It's difficult to adapt a lengthy novel to film. If an adaptation is done well, each chapter will transition seamlessly into the next, and you won't notice any of the issues the screenwriters might have had. Well, critics noticed here.

Germain Lussier, io9: "If you sat down to watch The Darkest Minds without knowing it was based on a book, that information would become abundantly clear about 10 minutes into the film. Almost every scene, especially early on, feels slightly detached from the last, as if some cohesive thread was cut to squeeze a 500-page book into a 100-minute movie—which, if we’re being honest, is almost certainly the case. The result is an interesting, beautiful-looking movie that gets increasingly frustrating as plot lines are left in the dust, relationships are forced together, and surprises are clearly telegraphed."

It doesn't help those screenwriting issues when you need to appease your investors and you can't do it subtly.

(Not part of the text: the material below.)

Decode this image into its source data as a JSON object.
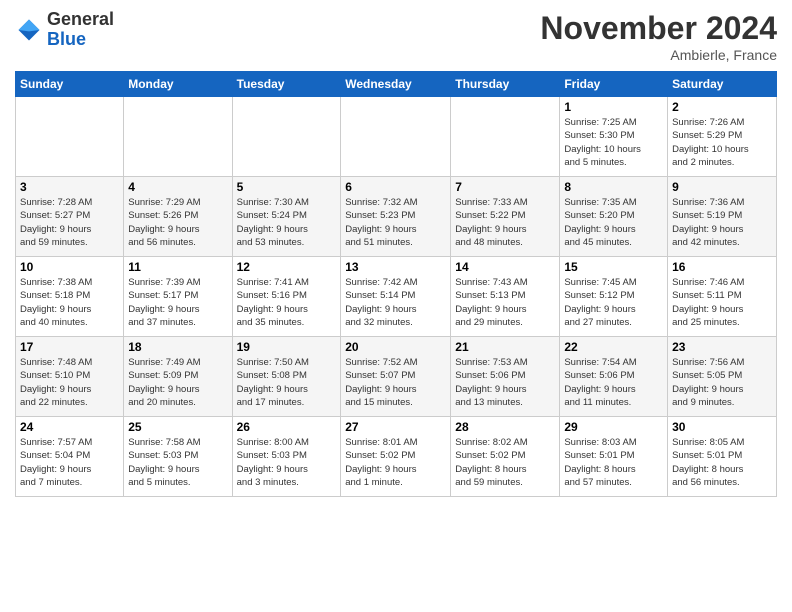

Dana Schwartz, Entertainment Weekly"the dialogue is so generic and characters so two-dimensional it feels as though this film has contempt for its audiences. Product placement means we get several beauty shots of the children’s van’s Nissan logo, as tender and lingering as anything that transpires between the young lovers. At one point, a line of dialogue includes the phrase, “Nissan mini-van,” which is likely to elicit a scoff of laughter in a theater near you[...]What we’re left with is a Mad-Libs version of a dystopian YA adaptation done by someone who saw half of an X-Men movie on TV once, with no depth, no new ideas, and no point."

All in all, it seems like the film is simply a mishmash of tropes and young adult elements borrowed from other franchises that the film rushes through at breakneck speeds.

Jake Cole, Slant Magazine: "the film shifts from a focused, coherent vision of generational terror and oppression into a grab bag of lazily compiled genre tropes. The characters are rushed through the process of introduction and familiarization and its attendant snags, with Ruby going from a suspicious new member of the party to a trusted friend and confidante in the space of about 24 hours. The plot sprints past potentially involving character drama, while the seeds of romance between Ruby and Liam are lugubriously sown thanks to the YA genre's propensity for leaning hard on characters' unconsummated passions."


Based on the book by Alexandra Bracken, director Jennifer Yuh Nelson’s The Darkest Minds stars Amandla Stenberg, Mandy Moore, Gwendoline Christie, Harris Dickinson, Skylan Brooks, Miya Cech, Patrick Gibson, Golden Brooks, Wallace Langham and Bradley Whitford. The film is in theaters nationwide.